Vera points out that inflation is subsiding because – unlike what was done in the years 2014-2015-2016, in which cheerful salary increases were decreed without a fiscal basis – the Government of Nicolás Maduro has been careful not to make the same mistake and The salary scale, currently the lowest in Latin America, has not changed.
“The banking reserve, which remains at 73%, and which must be the largest in the world, ended up killing credit in Venezuela, but it had consequences. On the other hand, the exchange rate anchor has had an effect, but it has limited local production, and has an unstable framework,” says Vera.

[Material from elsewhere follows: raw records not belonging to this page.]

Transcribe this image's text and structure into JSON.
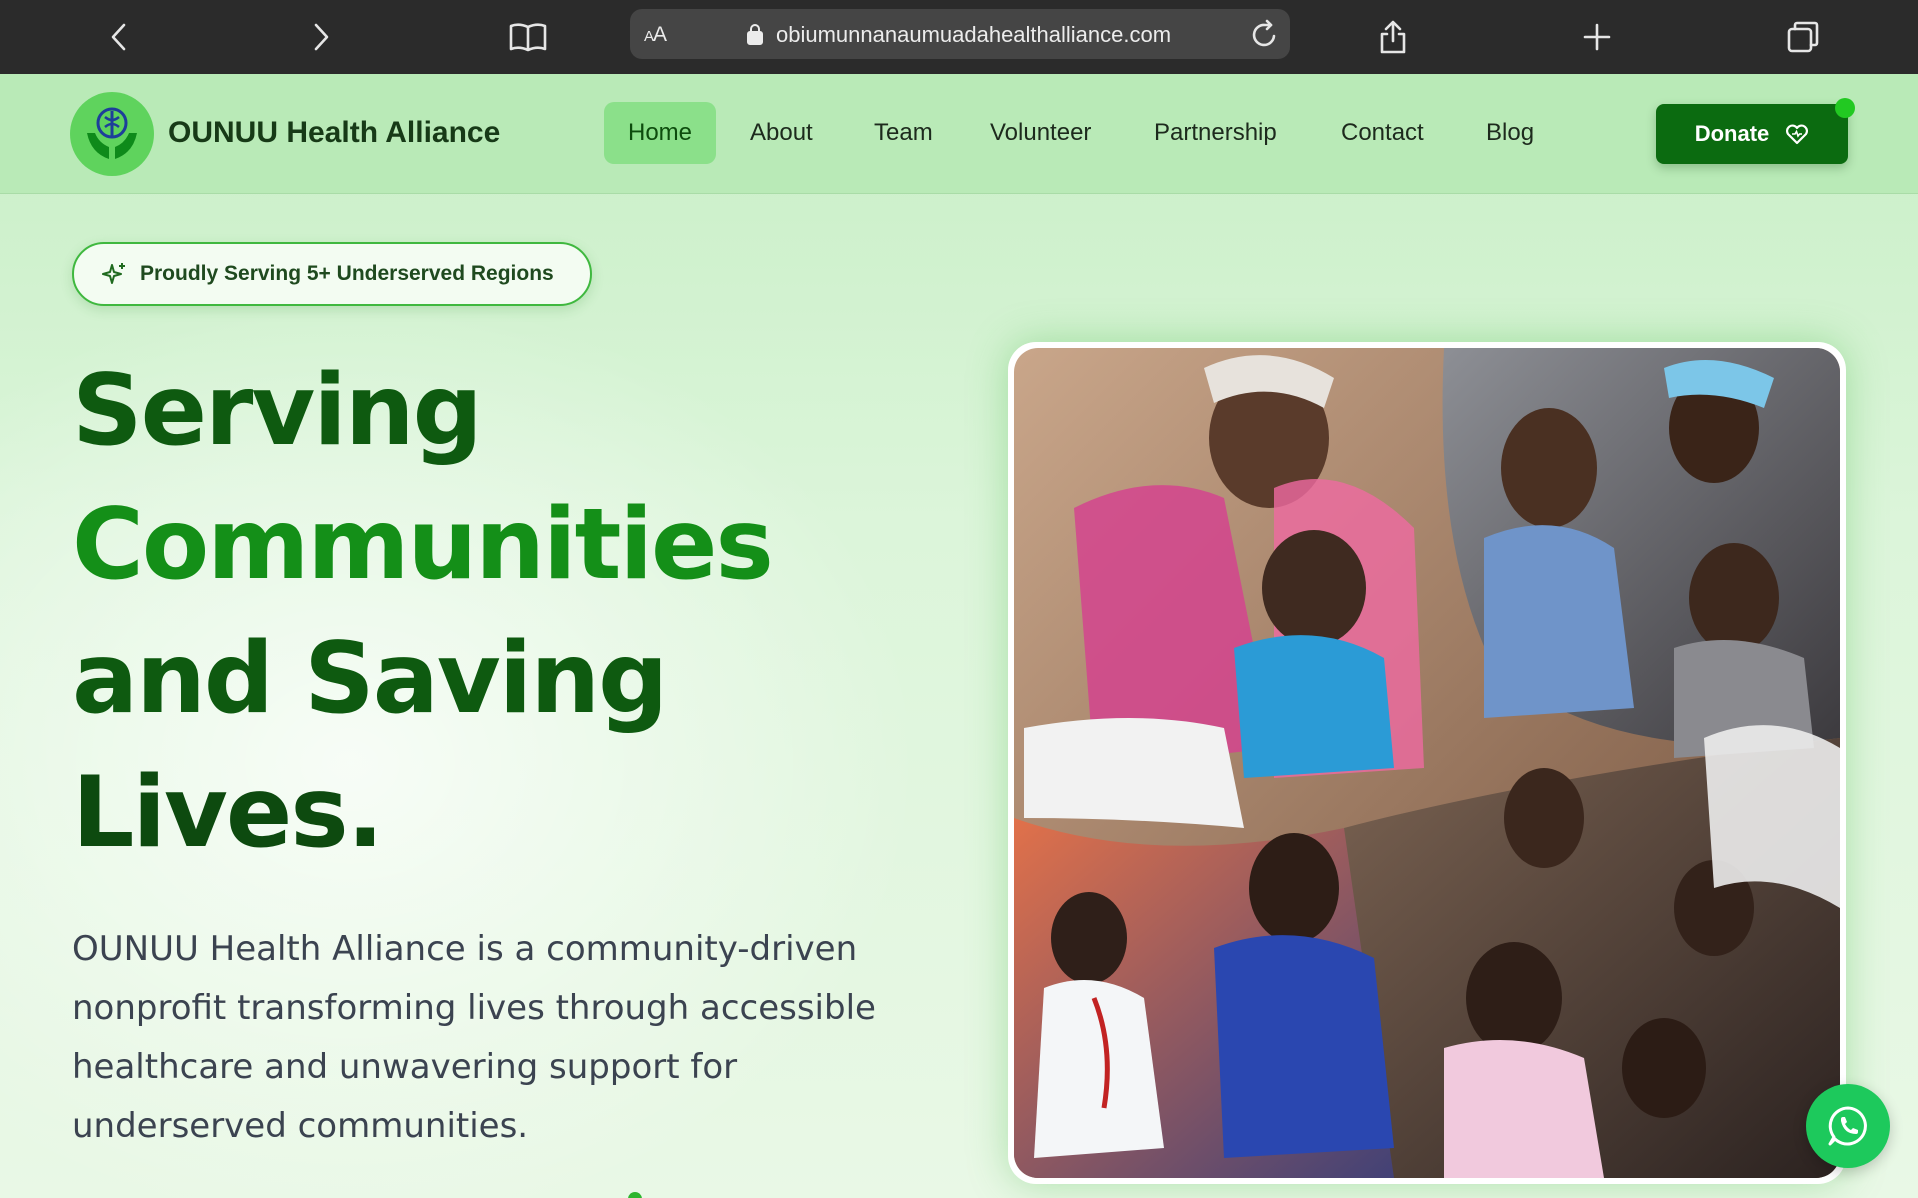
{
  "browser": {
    "text_size_label": "AA",
    "url": "obiumunnanaumuadahealthalliance.com",
    "icons": [
      "back-icon",
      "forward-icon",
      "bookmarks-icon",
      "lock-icon",
      "reload-icon",
      "share-icon",
      "new-tab-icon",
      "tabs-icon"
    ]
  },
  "nav": {
    "brand": "OUNUU Health Alliance",
    "items": [
      {
        "label": "Home",
        "active": true
      },
      {
        "label": "About"
      },
      {
        "label": "Team"
      },
      {
        "label": "Volunteer"
      },
      {
        "label": "Partnership"
      },
      {
        "label": "Contact"
      },
      {
        "label": "Blog"
      }
    ],
    "donate_label": "Donate"
  },
  "hero": {
    "badge": "Proudly Serving 5+ Underserved Regions",
    "headline": [
      "Serving",
      "Communities",
      "and Saving",
      "Lives."
    ],
    "description": "OUNUU Health Alliance is a community-driven nonprofit transforming lives through accessible healthcare and unwavering support for underserved communities."
  },
  "colors": {
    "primary_dark": "#0e5a10",
    "primary": "#148f18",
    "donate_bg": "#0b6b10",
    "nav_bg": "#b9eab7",
    "active_tab": "#8be08a",
    "whatsapp": "#1dc95c"
  }
}
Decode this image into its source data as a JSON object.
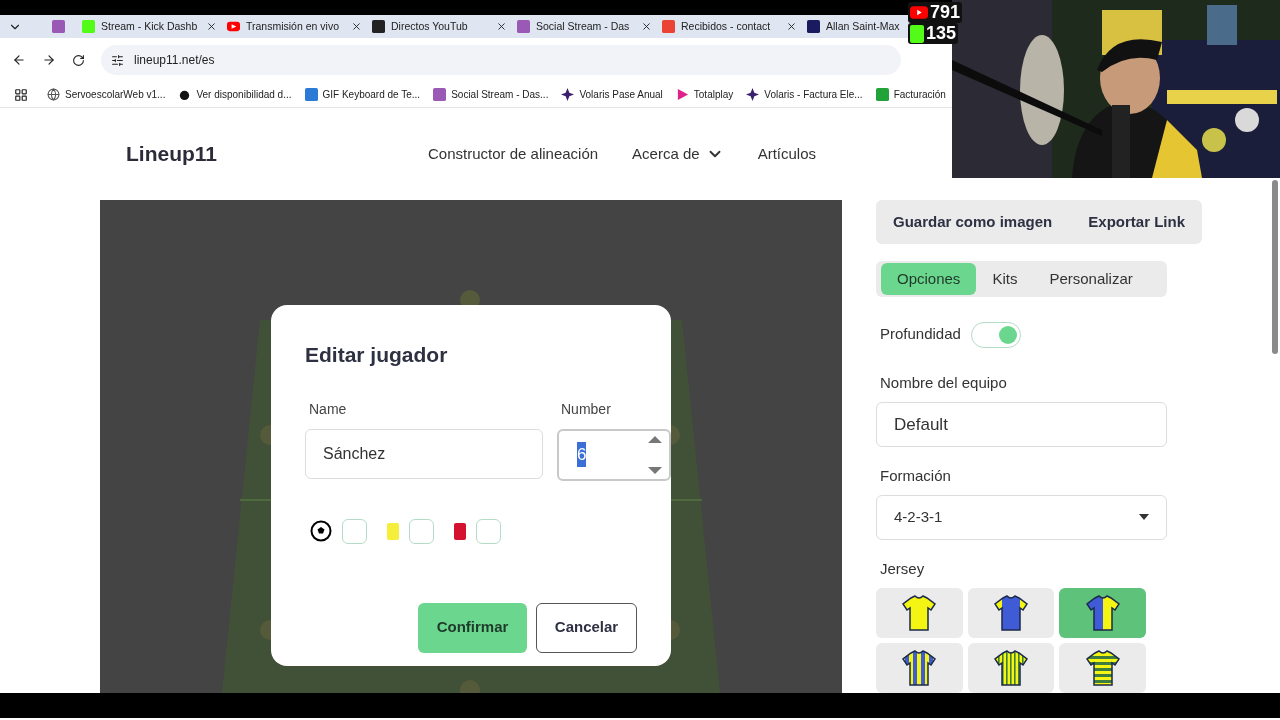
{
  "browser": {
    "tabs": [
      {
        "title": "Stream - Kick Dashb",
        "selected": false
      },
      {
        "title": "Transmisión en vivo",
        "selected": false
      },
      {
        "title": "Directos YouTub",
        "selected": false
      },
      {
        "title": "Social Stream - Das",
        "selected": false
      },
      {
        "title": "Recibidos - contact",
        "selected": false
      },
      {
        "title": "Allan Saint-Max",
        "selected": false
      }
    ],
    "url": "lineup11.net/es",
    "bookmarks": [
      {
        "title": "ServoescolarWeb v1..."
      },
      {
        "title": "Ver disponibilidad d..."
      },
      {
        "title": "GIF Keyboard de Te..."
      },
      {
        "title": "Social Stream - Das..."
      },
      {
        "title": "Volaris Pase Anual"
      },
      {
        "title": "Totalplay"
      },
      {
        "title": "Volaris - Factura Ele..."
      },
      {
        "title": "Facturación"
      }
    ]
  },
  "site": {
    "logo": "Lineup11",
    "nav": [
      {
        "label": "Constructor de alineación",
        "kind": "link"
      },
      {
        "label": "Acerca de",
        "kind": "dropdown"
      },
      {
        "label": "Artículos",
        "kind": "link"
      }
    ]
  },
  "dialog": {
    "title": "Editar jugador",
    "name_field": {
      "label": "Name",
      "value": "Sánchez"
    },
    "number_field": {
      "label": "Number",
      "value": "6",
      "text_selected": true
    },
    "markers": [
      {
        "kind": "goal",
        "checked": false
      },
      {
        "kind": "yellow_card",
        "checked": false
      },
      {
        "kind": "red_card",
        "checked": false
      }
    ],
    "confirm": "Confirmar",
    "cancel": "Cancelar"
  },
  "sidebar": {
    "actions": [
      "Guardar como imagen",
      "Exportar Link"
    ],
    "tabs": [
      {
        "label": "Opciones",
        "selected": true
      },
      {
        "label": "Kits",
        "selected": false
      },
      {
        "label": "Personalizar",
        "selected": false
      }
    ],
    "depth": {
      "label": "Profundidad",
      "on": true
    },
    "team_name": {
      "label": "Nombre del equipo",
      "value": "Default"
    },
    "formation": {
      "label": "Formación",
      "value": "4-2-3-1"
    },
    "jersey": {
      "label": "Jersey",
      "options": [
        {
          "kind": "solid",
          "selected": false
        },
        {
          "kind": "sleeves",
          "selected": false
        },
        {
          "kind": "halves",
          "selected": true
        },
        {
          "kind": "stripes",
          "selected": false
        },
        {
          "kind": "pinstripes",
          "selected": false
        },
        {
          "kind": "hoops",
          "selected": false
        }
      ]
    }
  },
  "stream_overlay": {
    "counters": [
      {
        "kind": "youtube",
        "value": "791"
      },
      {
        "kind": "kick",
        "value": "135"
      }
    ]
  }
}
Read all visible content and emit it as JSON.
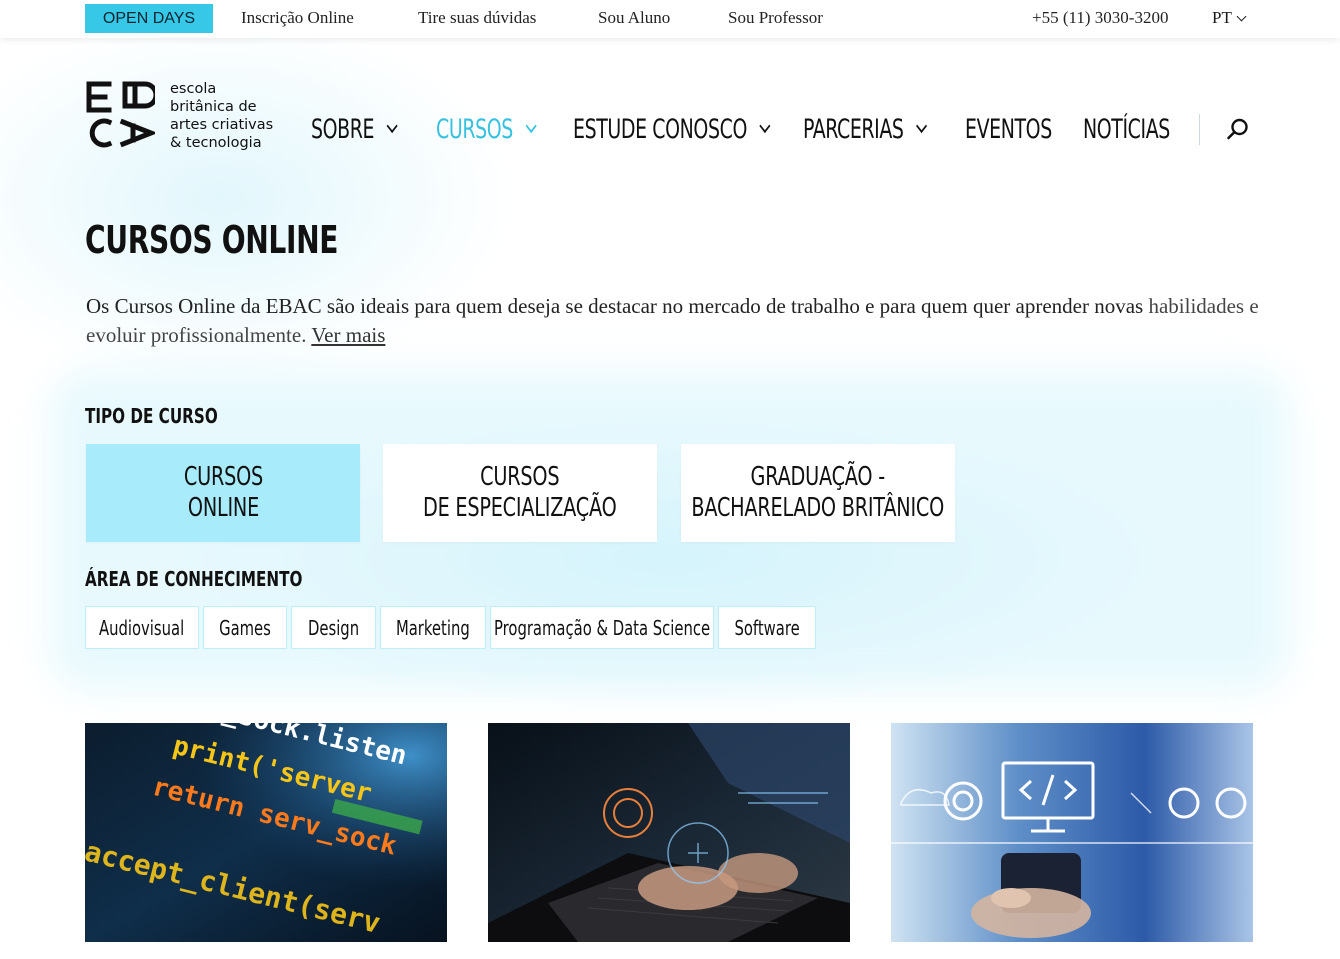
{
  "topbar": {
    "open_days": "OPEN DAYS",
    "links": [
      "Inscrição Online",
      "Tire suas dúvidas",
      "Sou Aluno",
      "Sou Professor"
    ],
    "phone": "+55 (11) 3030-3200",
    "language": "PT"
  },
  "logo": {
    "text": "escola\nbritânica de\nartes criativas\n& tecnologia"
  },
  "nav": {
    "items": [
      {
        "label": "SOBRE",
        "has_dropdown": true
      },
      {
        "label": "CURSOS",
        "has_dropdown": true,
        "active": true
      },
      {
        "label": "ESTUDE CONOSCO",
        "has_dropdown": true
      },
      {
        "label": "PARCERIAS",
        "has_dropdown": true
      },
      {
        "label": "EVENTOS",
        "has_dropdown": false
      },
      {
        "label": "NOTÍCIAS",
        "has_dropdown": false
      }
    ],
    "search_icon": "search-icon"
  },
  "page": {
    "title": "CURSOS ONLINE",
    "intro_line1": "Os Cursos Online da EBAC são ideais para quem deseja se destacar no mercado de trabalho e para quem quer aprender novas",
    "intro_line2": "habilidades e evoluir profissionalmente.",
    "see_more": "Ver mais"
  },
  "filters": {
    "type_label": "TIPO DE CURSO",
    "types": [
      {
        "label": "CURSOS\nONLINE",
        "selected": true
      },
      {
        "label": "CURSOS\nDE ESPECIALIZAÇÃO",
        "selected": false
      },
      {
        "label": "GRADUAÇÃO -\nBACHARELADO BRITÂNICO",
        "selected": false
      }
    ],
    "area_label": "ÁREA DE CONHECIMENTO",
    "areas": [
      "Audiovisual",
      "Games",
      "Design",
      "Marketing",
      "Programação & Data Science",
      "Software"
    ]
  },
  "courses": [
    {
      "image": "code-screen-photo",
      "code_text": [
        "v_sock.listen",
        "print('server",
        "return serv_sock",
        "accept_client(serv"
      ]
    },
    {
      "image": "laptop-hands-photo"
    },
    {
      "image": "tech-icons-phone-photo"
    }
  ],
  "colors": {
    "accent": "#36c1e0",
    "open_days_bg": "#36c8e6",
    "selected_card": "#a8ebfa",
    "chip_border": "#bfeef8"
  }
}
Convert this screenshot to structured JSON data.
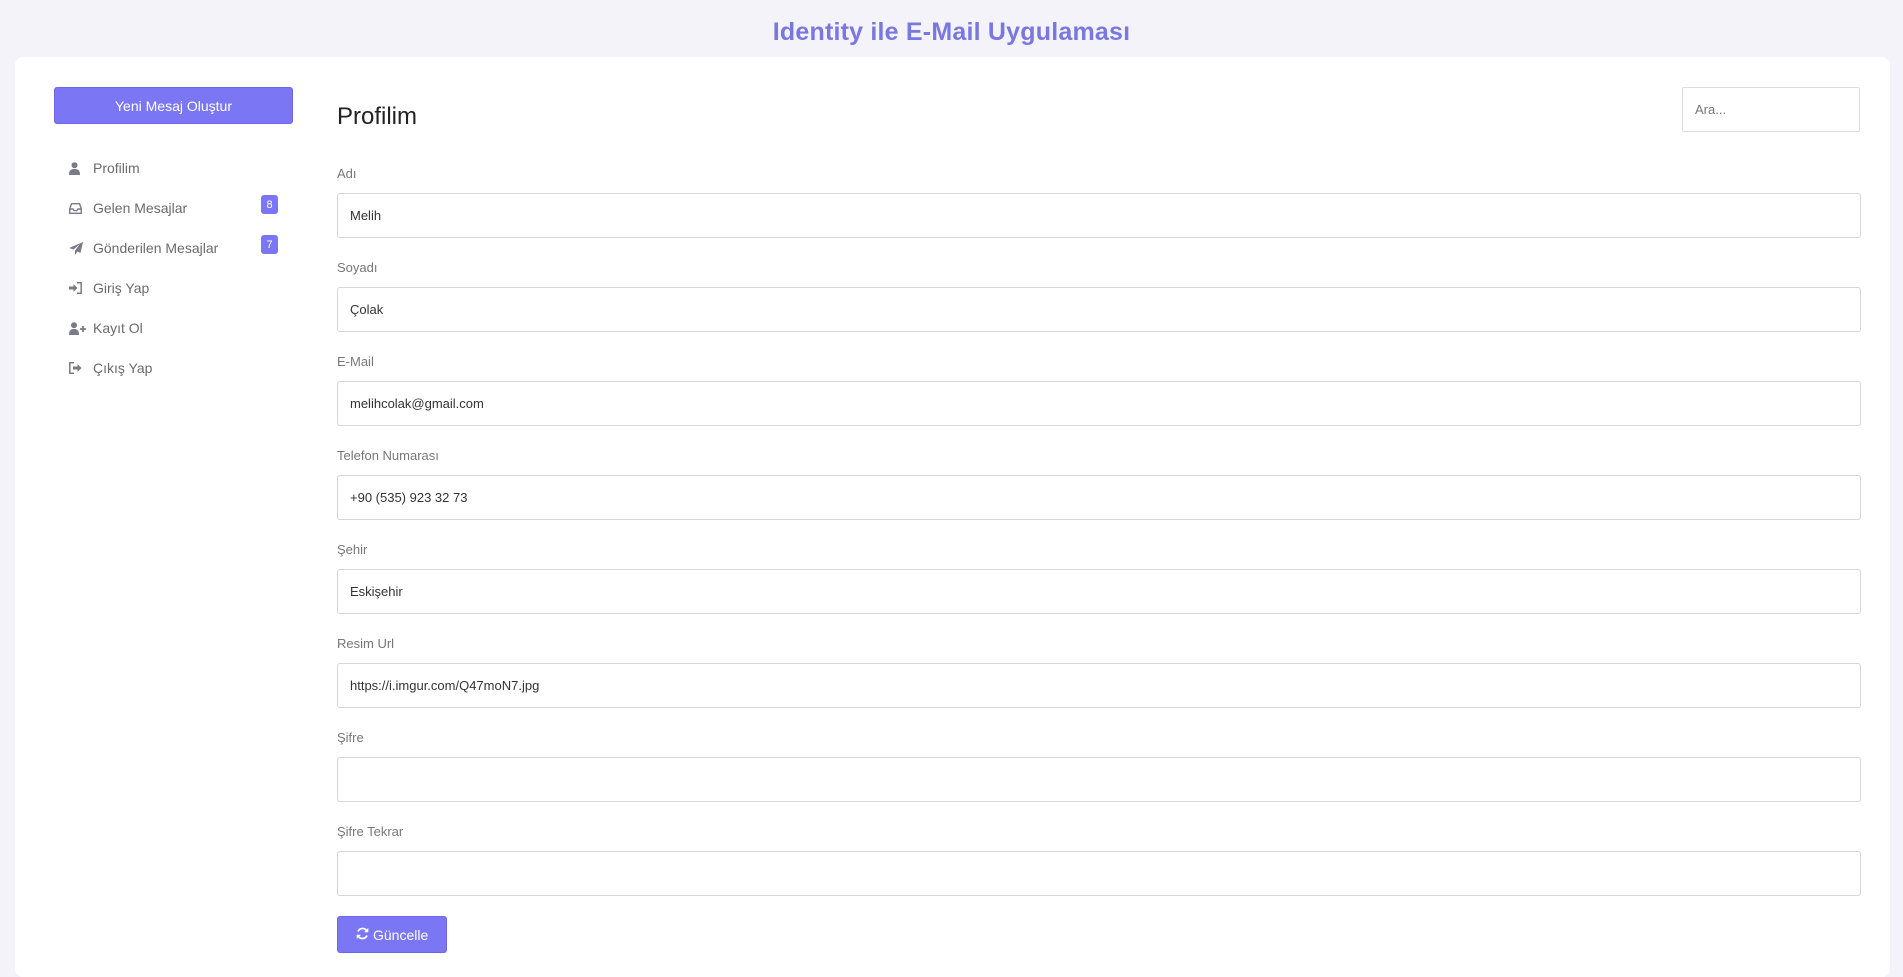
{
  "app": {
    "title": "Identity ile E-Mail Uygulaması",
    "accent_color": "#7b76f4",
    "background_color": "#f3f3f9"
  },
  "sidebar": {
    "new_message_label": "Yeni Mesaj Oluştur",
    "items": [
      {
        "label": "Profilim",
        "icon": "user-icon"
      },
      {
        "label": "Gelen Mesajlar",
        "icon": "inbox-icon",
        "badge": "8"
      },
      {
        "label": "Gönderilen Mesajlar",
        "icon": "paper-plane-icon",
        "badge": "7"
      },
      {
        "label": "Giriş Yap",
        "icon": "sign-in-icon"
      },
      {
        "label": "Kayıt Ol",
        "icon": "user-plus-icon"
      },
      {
        "label": "Çıkış Yap",
        "icon": "sign-out-icon"
      }
    ]
  },
  "main": {
    "title": "Profilim",
    "search": {
      "placeholder": "Ara..."
    },
    "fields": [
      {
        "label": "Adı",
        "value": "Melih"
      },
      {
        "label": "Soyadı",
        "value": "Çolak"
      },
      {
        "label": "E-Mail",
        "value": "melihcolak@gmail.com"
      },
      {
        "label": "Telefon Numarası",
        "value": "+90 (535) 923 32 73"
      },
      {
        "label": "Şehir",
        "value": "Eskişehir"
      },
      {
        "label": "Resim Url",
        "value": "https://i.imgur.com/Q47moN7.jpg"
      },
      {
        "label": "Şifre",
        "value": ""
      },
      {
        "label": "Şifre Tekrar",
        "value": ""
      }
    ],
    "update_button": {
      "label": "Güncelle",
      "icon": "refresh-icon"
    }
  }
}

After years of hiding the economic figures and refusing to present accounts to the Parliament that the opposition dominated until 2020, Delcy Rodríguez, vice president of the Republic, in charge of the economic area, has presented the 2024 Budget to the legislature, which foresees a increase in national income.
“Inflation has slowed down, it did so in November compared to October, it will do so in December, and also in January,” says financial analyst Henkel Garcia. García agrees with Vera about not decreeing wage increases as one of the causes of the loss of force in price increases. “The country's tax revenues have increased a little and that has allowed some exchange stability. Of course, the worker is paying for that.”
The current Venezuelan economy, a very reduced expression of its traditional version, survives today with its oil income, in just 800,000 barrels of production per day, gold production, income from remittances, and a lukewarm recovery in its production of iron and inputs. steelmakers, after disastrous efforts in which millions of dollars were lost. Industries operate today at 30% of their capacity and serve a much smaller market, after the massive diaspora of these years. The construction industry remains in decline. Bank credit had been pulverized by inflation and is only now appearing on the market again.
The realization of these economic expectations will depend on the performance between the tensions between the Maduro Government, the Venezuelan opposition and the United States. The arrest of Roberto Abdul, director of the NGO Súmate, could finally crack what was agreed in Barbados, and the restoration of total sanctions on Venezuela is a certain possibility.
The analysts consulted doubt the imminent return of sanctions, even despite this new crisis in dialogue. “My impression is that the sanctions will be relaxed even if the Barbados agreements fail,” says economist Francisco Rodríguez. “I believe that an important part of the current United States Government wants to normalize its relations with Venezuela and is very aware of the failure of the sanctions policy. There are problems with the immigration crisis and an interest in Venezuelan oil. “There may be gray areas in the interpretation of the sanctions, between what was agreed in Barbados and some partial agreements.”